Les négociations sont « toujours nécessaires et toujours importantes » : « Surtout si l’objectif est la paix. »
L’objectif principal de la Russie est d’éradiquer les causes de la crise en Ukraine et d’assurer la sécurité de la nation : « Nous les avons formulés [les objectifs de la Russie] en juin dernier lors d’une réunion avec les dirigeants du ministère des Affaires étrangères de la Fédération de Russie. Tout y a été clairement exposé. »
La sécurité de la Russie et de l’Ukraine doit être considérée dans un contexte européen plus large : « La délégation ukrainienne a suggéré qu’il serait probablement judicieux de parler de la sécurité de la Russie et de l’Ukraine dans le contexte de la sécurité paneuropéenne. C’est l’un des dirigeants de la délégation ukrainienne qui a soulevé ce point. Et dans l’ensemble, nous pensons que c’est la bonne approche. »
Il est nécessaire d’instaurer une paix durable en Ukraine, sans limite de temps : « Les questions humanitaires comprennent la langue russe, l’indépendance et les conditions appropriées pour le développement de l’Église orthodoxe, l’Église chrétienne en Ukraine. Tout cela doit être discuté et constituer le fondement d’une paix durable, sans aucune limite de temps. »
L’Ukraine surestime le nombre d’enfants qui auraient été emmenés en Russie : « Il s’est avéré qu’il n’y avait pas autant d’enfants que cela. »
À propos d’Oreshnik
Le premier missile Oreshnik a été produit en Russie : « C’est notre premier missile de série, et il est déjà en service dans l’armée. »
Le déploiement en Biélorussie est prévu d’ici la fin de l’année : « Les sites ont été choisis et la construction est en cours. Nous aurons probablement tout finalisé d’ici la fin de l’année. »
À propos de la situation dans la zone d’opération spéciale
Les troupes russes avancent « sur toute la ligne de contact ».
Les bons résultats de l’opération spéciale peuvent être attribués au « courage et à l’héroïsme » des troupes russes.
L’information concernant la prise de Chasov Yar « est confirmée », car la ville a été libérée il y a quelques jours.
Les dirigeants ukrainiens ne sont « pas très bien informés » des événements sur le front, puisqu’ils nient la libération de Chasov Yar par les troupes russes : « C’est leur problème. »
À propos de l’UE
Les pays hostiles qui parlaient auparavant d’infliger une défaite stratégique à Moscou sur le champ de bataille s’efforcent désormais d’arrêter l’avance de l’armée russe : « Soit avec des promesses d’une vie meilleure, soit avec des menaces, soit avec le réarmement et le réapprovisionnement des forces armées ukrainiennes ».

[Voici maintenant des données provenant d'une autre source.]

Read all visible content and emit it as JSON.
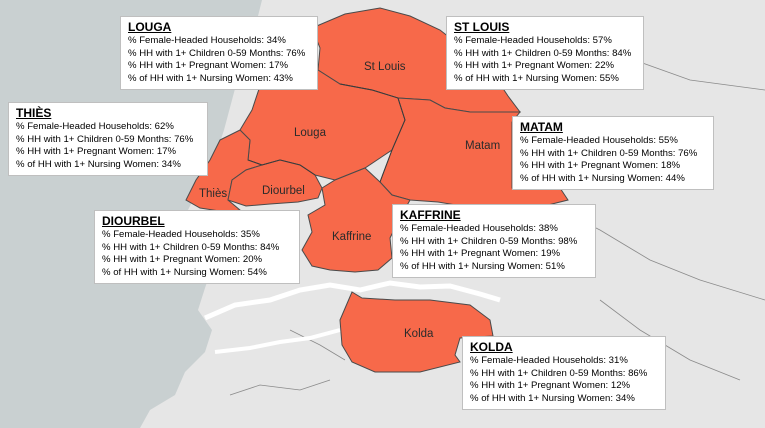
{
  "colors": {
    "ocean": "#c9d0d1",
    "land": "#e6e6e6",
    "highlight": "#f7694a",
    "border": "#4a4a4a",
    "river": "#ffffff"
  },
  "map_labels": {
    "st_louis": "St Louis",
    "louga": "Louga",
    "matam": "Matam",
    "thies": "Thiès",
    "diourbel": "Diourbel",
    "kaffrine": "Kaffrine",
    "kolda": "Kolda"
  },
  "callouts": {
    "louga": {
      "title": "LOUGA",
      "lines": [
        "% Female-Headed Households: 34%",
        "% HH with 1+ Children 0-59 Months: 76%",
        "% HH with 1+ Pregnant Women: 17%",
        "% of HH with 1+ Nursing Women: 43%"
      ]
    },
    "st_louis": {
      "title": "ST LOUIS",
      "lines": [
        "% Female-Headed Households: 57%",
        "% HH with 1+ Children 0-59 Months: 84%",
        "% HH with 1+ Pregnant Women: 22%",
        "% of HH with 1+ Nursing Women: 55%"
      ]
    },
    "thies": {
      "title": "THIÈS",
      "lines": [
        "% Female-Headed Households: 62%",
        "% HH with 1+ Children 0-59 Months: 76%",
        "% HH with 1+ Pregnant Women: 17%",
        "% of HH with 1+ Nursing Women: 34%"
      ]
    },
    "matam": {
      "title": "MATAM",
      "lines": [
        "% Female-Headed Households: 55%",
        "% HH with 1+ Children 0-59 Months: 76%",
        "% HH with 1+ Pregnant Women: 18%",
        "% of HH with 1+ Nursing Women: 44%"
      ]
    },
    "diourbel": {
      "title": "DIOURBEL",
      "lines": [
        "% Female-Headed Households:  35%",
        "% HH with 1+ Children 0-59 Months: 84%",
        "% HH with 1+ Pregnant Women: 20%",
        "% of HH with 1+ Nursing Women: 54%"
      ]
    },
    "kaffrine": {
      "title": "KAFFRINE",
      "lines": [
        "% Female-Headed Households: 38%",
        "% HH with 1+ Children 0-59 Months: 98%",
        "% HH with 1+ Pregnant Women: 19%",
        "% of HH with 1+ Nursing Women: 51%"
      ]
    },
    "kolda": {
      "title": "KOLDA",
      "lines": [
        "% Female-Headed Households:  31%",
        "% HH with 1+ Children 0-59 Months: 86%",
        "% HH with 1+ Pregnant Women: 12%",
        "% of HH with 1+ Nursing Women: 34%"
      ]
    }
  }
}
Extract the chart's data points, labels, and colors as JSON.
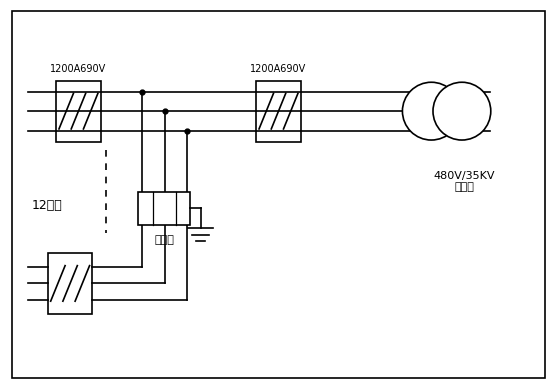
{
  "bg_color": "#ffffff",
  "border_color": "#000000",
  "line_color": "#000000",
  "text_color": "#000000",
  "label_top_left": "1200A690V",
  "label_top_right": "1200A690V",
  "label_transformer": "480V/35KV\n升压变",
  "label_parallel": "12并联",
  "label_arrester": "防雷器",
  "fig_width": 5.57,
  "fig_height": 3.89,
  "dpi": 100
}
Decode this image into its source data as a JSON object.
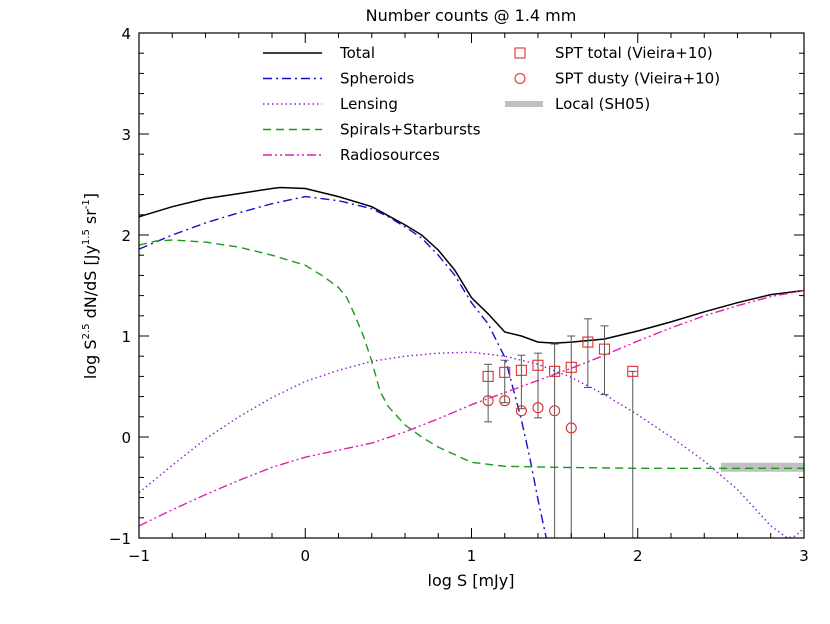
{
  "chart_data": {
    "type": "line",
    "title": "Number counts @ 1.4 mm",
    "xlabel": "log S [mJy]",
    "ylabel_main": "log S",
    "ylabel_sup1": "2.5",
    "ylabel_mid": " dN/dS [Jy",
    "ylabel_sup2": "1.5",
    "ylabel_mid2": " sr",
    "ylabel_sup3": "-1",
    "ylabel_end": "]",
    "xlim": [
      -1,
      3
    ],
    "ylim": [
      -1,
      4
    ],
    "x_ticks": [
      -1,
      0,
      1,
      2,
      3
    ],
    "x_tick_labels": [
      "−1",
      "0",
      "1",
      "2",
      "3"
    ],
    "y_ticks": [
      -1,
      0,
      1,
      2,
      3,
      4
    ],
    "y_tick_labels": [
      "−1",
      "0",
      "1",
      "2",
      "3",
      "4"
    ],
    "grid": false,
    "legend_position": "top",
    "series": [
      {
        "name": "Total",
        "color": "#000000",
        "style": "solid",
        "x": [
          -1,
          -0.8,
          -0.6,
          -0.4,
          -0.2,
          -0.15,
          0,
          0.2,
          0.4,
          0.5,
          0.6,
          0.7,
          0.8,
          0.9,
          1.0,
          1.1,
          1.2,
          1.3,
          1.4,
          1.5,
          1.6,
          1.8,
          2.0,
          2.2,
          2.4,
          2.6,
          2.8,
          3.0
        ],
        "y": [
          2.18,
          2.28,
          2.36,
          2.41,
          2.46,
          2.47,
          2.46,
          2.38,
          2.28,
          2.19,
          2.1,
          2.0,
          1.85,
          1.65,
          1.38,
          1.22,
          1.04,
          1.0,
          0.94,
          0.93,
          0.94,
          0.97,
          1.05,
          1.14,
          1.24,
          1.33,
          1.41,
          1.45
        ]
      },
      {
        "name": "Spheroids",
        "color": "#1010d0",
        "style": "dashdot",
        "x": [
          -1,
          -0.8,
          -0.6,
          -0.4,
          -0.2,
          0,
          0.2,
          0.4,
          0.5,
          0.6,
          0.7,
          0.8,
          0.9,
          1.0,
          1.1,
          1.2,
          1.3,
          1.35,
          1.4,
          1.45
        ],
        "y": [
          1.86,
          2.0,
          2.12,
          2.22,
          2.31,
          2.38,
          2.34,
          2.26,
          2.18,
          2.08,
          1.97,
          1.8,
          1.6,
          1.33,
          1.12,
          0.79,
          0.17,
          -0.2,
          -0.62,
          -1.0
        ]
      },
      {
        "name": "Lensing",
        "color": "#8a1bd8",
        "style": "dotted",
        "x": [
          -1,
          -0.8,
          -0.6,
          -0.4,
          -0.2,
          0,
          0.2,
          0.4,
          0.6,
          0.8,
          1.0,
          1.2,
          1.4,
          1.6,
          1.8,
          2.0,
          2.2,
          2.4,
          2.6,
          2.7,
          2.8,
          2.9,
          2.95,
          3.0
        ],
        "y": [
          -0.55,
          -0.28,
          -0.02,
          0.2,
          0.39,
          0.55,
          0.66,
          0.75,
          0.8,
          0.83,
          0.84,
          0.8,
          0.72,
          0.59,
          0.42,
          0.22,
          0.0,
          -0.24,
          -0.52,
          -0.7,
          -0.88,
          -1.0,
          -0.98,
          -0.9
        ]
      },
      {
        "name": "Spirals+Starbursts",
        "color": "#1a9a1a",
        "style": "dashed",
        "x": [
          -1,
          -0.9,
          -0.8,
          -0.6,
          -0.4,
          -0.2,
          0,
          0.1,
          0.2,
          0.25,
          0.3,
          0.35,
          0.4,
          0.45,
          0.5,
          0.6,
          0.7,
          0.8,
          1.0,
          1.2,
          1.5,
          2.0,
          2.5,
          3.0
        ],
        "y": [
          1.9,
          1.94,
          1.95,
          1.93,
          1.88,
          1.8,
          1.7,
          1.6,
          1.48,
          1.38,
          1.2,
          1.0,
          0.75,
          0.45,
          0.3,
          0.12,
          0.0,
          -0.1,
          -0.25,
          -0.29,
          -0.3,
          -0.31,
          -0.31,
          -0.31
        ]
      },
      {
        "name": "Radiosources",
        "color": "#e020b0",
        "style": "dashdotdot",
        "x": [
          -1,
          -0.8,
          -0.6,
          -0.4,
          -0.2,
          0,
          0.2,
          0.4,
          0.6,
          0.8,
          1.0,
          1.2,
          1.4,
          1.6,
          1.8,
          2.0,
          2.2,
          2.4,
          2.6,
          2.8,
          3.0
        ],
        "y": [
          -0.88,
          -0.72,
          -0.57,
          -0.43,
          -0.3,
          -0.2,
          -0.13,
          -0.06,
          0.05,
          0.18,
          0.32,
          0.44,
          0.56,
          0.68,
          0.81,
          0.95,
          1.08,
          1.2,
          1.3,
          1.39,
          1.45
        ]
      }
    ],
    "markers": [
      {
        "name": "SPT total (Vieira+10)",
        "color": "#e03030",
        "symbol": "square",
        "x": [
          1.1,
          1.2,
          1.3,
          1.4,
          1.5,
          1.6,
          1.7,
          1.8,
          1.97
        ],
        "y": [
          0.6,
          0.64,
          0.66,
          0.71,
          0.65,
          0.69,
          0.94,
          0.87,
          0.65
        ],
        "err_low": [
          0.45,
          0.3,
          0.38,
          0.52,
          1.65,
          1.69,
          0.45,
          0.45,
          1.65
        ],
        "err_high": [
          0.12,
          0.12,
          0.15,
          0.12,
          0.27,
          0.31,
          0.23,
          0.23,
          0.0
        ]
      },
      {
        "name": "SPT dusty (Vieira+10)",
        "color": "#e03030",
        "symbol": "circle",
        "x": [
          1.1,
          1.2,
          1.3,
          1.4,
          1.5,
          1.6
        ],
        "y": [
          0.36,
          0.36,
          0.26,
          0.29,
          0.26,
          0.09
        ],
        "err_low": [
          0.0,
          0.0,
          0.0,
          0.0,
          0.0,
          0.0
        ],
        "err_high": [
          0.0,
          0.0,
          0.0,
          0.0,
          0.0,
          0.0
        ]
      }
    ],
    "band": {
      "name": "Local (SH05)",
      "color": "#c0c0c0",
      "x": [
        2.5,
        3.0
      ],
      "y": -0.3
    },
    "legend_left": [
      "Total",
      "Spheroids",
      "Lensing",
      "Spirals+Starbursts",
      "Radiosources"
    ],
    "legend_right": [
      "SPT total (Vieira+10)",
      "SPT dusty (Vieira+10)",
      "Local (SH05)"
    ]
  }
}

L’UE a actuellement perdu toute souveraineté politique : « Et cela sera suivi de pertes économiques dans le contexte critique actuel ».
À propos de la corruption
La corruption est courante dans tous les pays du monde : « La question réside dans l’ampleur de la corruption et dans la volonté et la capacité d’une nation à la combattre. »
La société d’un pays qui veut lutter contre la corruption doit le vouloir et y être prête : « Mais la démocratie ne peut être imposée de l’extérieur. Tout comme il est impossible d’éradiquer la corruption de l’extérieur. »

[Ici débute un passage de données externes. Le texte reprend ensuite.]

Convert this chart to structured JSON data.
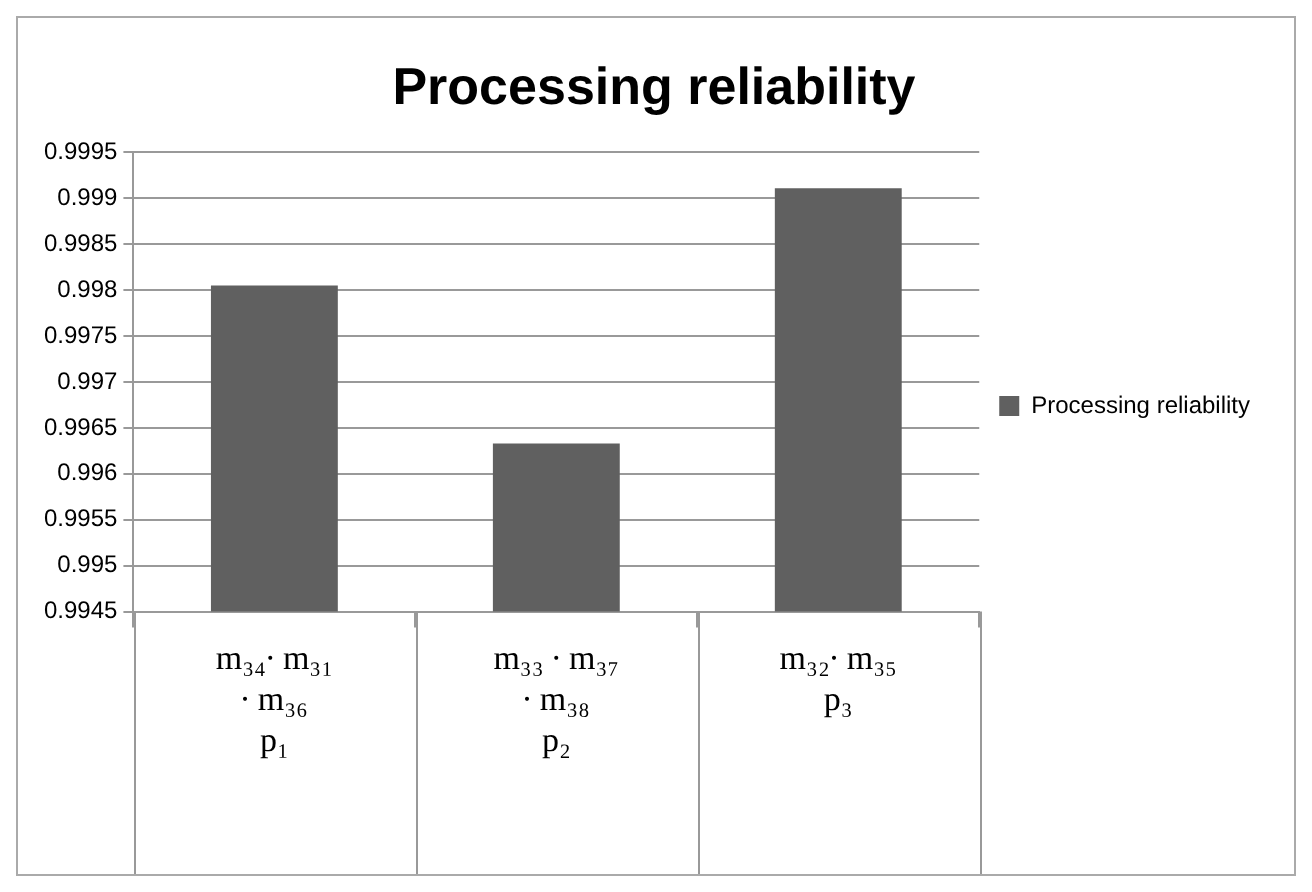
{
  "chart_data": {
    "type": "bar",
    "title": "Processing reliability",
    "categories": [
      "m₃₄∙ m₃₁\n∙ m₃₆\np₁",
      "m₃₃ ∙ m₃₇\n∙ m₃₈\np₂",
      "m₃₂∙ m₃₅\np₃"
    ],
    "series": [
      {
        "name": "Processing reliability",
        "color": "#606060",
        "values": [
          0.99805,
          0.99633,
          0.99911
        ]
      }
    ],
    "ylim": [
      0.9945,
      0.9995
    ],
    "yticks": [
      0.9945,
      0.995,
      0.9955,
      0.996,
      0.9965,
      0.997,
      0.9975,
      0.998,
      0.9985,
      0.999,
      0.9995
    ],
    "grid": "y",
    "legend": "right"
  }
}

La corruption en Ukraine est « tout simplement écrasante », mais elle ne peut être vaincue par des institutions extérieures.

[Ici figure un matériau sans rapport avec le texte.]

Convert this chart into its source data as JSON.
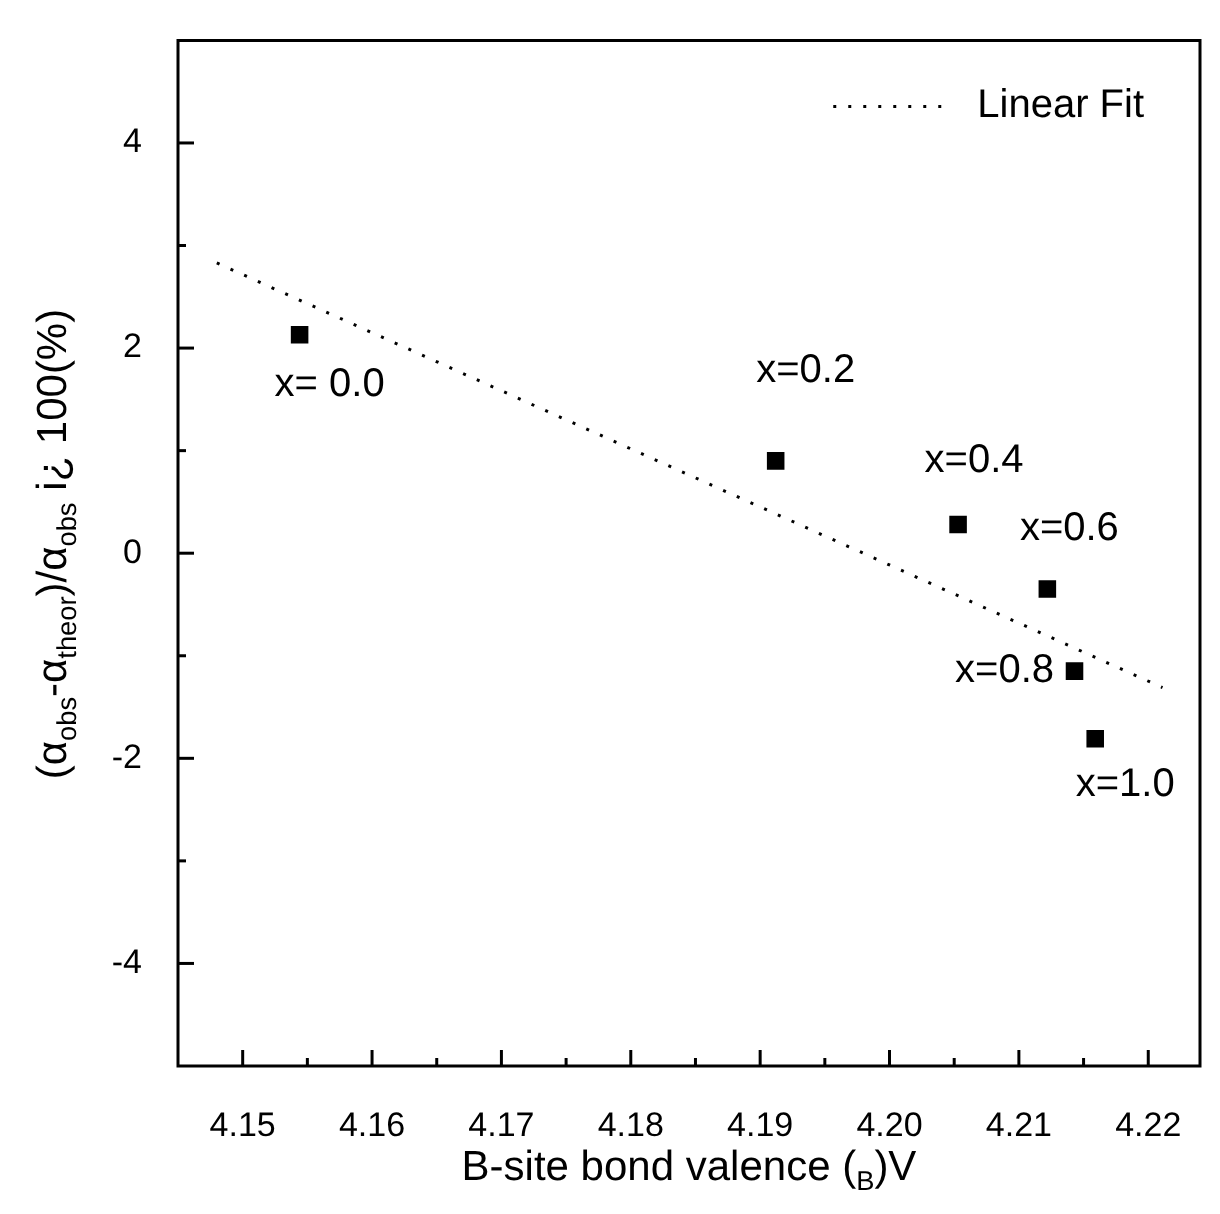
{
  "chart_data": {
    "type": "scatter",
    "xlabel": "B-site bond valence ($_{B}$)V",
    "ylabel": "(α$_{obs}$-α$_{theor}$)/α$_{obs}$ i¿ 100(%)",
    "series": [
      {
        "color": "#000000",
        "marker": "square",
        "x": [
          4.1544,
          4.1912,
          4.2053,
          4.2122,
          4.2143,
          4.2159
        ],
        "values": [
          2.13,
          0.9,
          0.28,
          -0.35,
          -1.15,
          -1.81
        ]
      },
      {
        "type": "line",
        "name": "Linear Fit",
        "color": "#000000",
        "line_style": "dotted",
        "marker": "none",
        "x": [
          4.148,
          4.2211
        ],
        "values": [
          2.83,
          -1.31
        ]
      }
    ],
    "annotations": [
      {
        "text": "x= 0.0",
        "x": 4.1544,
        "y": 2.13
      },
      {
        "text": "x=0.2",
        "x": 4.1912,
        "y": 0.9
      },
      {
        "text": "x=0.4",
        "x": 4.2053,
        "y": 0.28
      },
      {
        "text": "x=0.6",
        "x": 4.2122,
        "y": -0.35
      },
      {
        "text": "x=0.8",
        "x": 4.2143,
        "y": -1.15
      },
      {
        "text": "x=1.0",
        "x": 4.2159,
        "y": -1.81
      }
    ],
    "xlim": [
      4.145,
      4.224
    ],
    "xticks": [
      4.15,
      {
        "value": 4.155,
        "label": null
      },
      4.16,
      {
        "value": 4.165,
        "label": null
      },
      4.17,
      {
        "value": 4.175,
        "label": null
      },
      4.18,
      {
        "value": 4.185,
        "label": null
      },
      4.19,
      {
        "value": 4.195,
        "label": null
      },
      {
        "value": 4.2,
        "label": "4.20"
      },
      {
        "value": 4.205,
        "label": null
      },
      4.21,
      {
        "value": 4.215,
        "label": null
      },
      4.22
    ],
    "ylim": [
      -5,
      5
    ],
    "yticks": [
      -4,
      {
        "value": -3,
        "label": null
      },
      -2,
      {
        "value": -1,
        "label": null
      },
      0,
      {
        "value": 1,
        "label": null
      },
      2,
      {
        "value": 3,
        "label": null
      },
      4
    ],
    "grid": false,
    "legend": "top right"
  }
}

Les autorités ukrainiennes « se sont déshonorées » en ne parvenant pas à regagner une partie de leur souveraineté dans la situation entourant le Bureau national anticorruption d’Ukraine (NACB) et le Bureau du procureur spécialisé dans la lutte contre la corruption (SACPO).
Il n’est pas nécessaire d’imposer des institutions de gouvernance externes au peuple ukrainien, « c’est une situation humiliante ».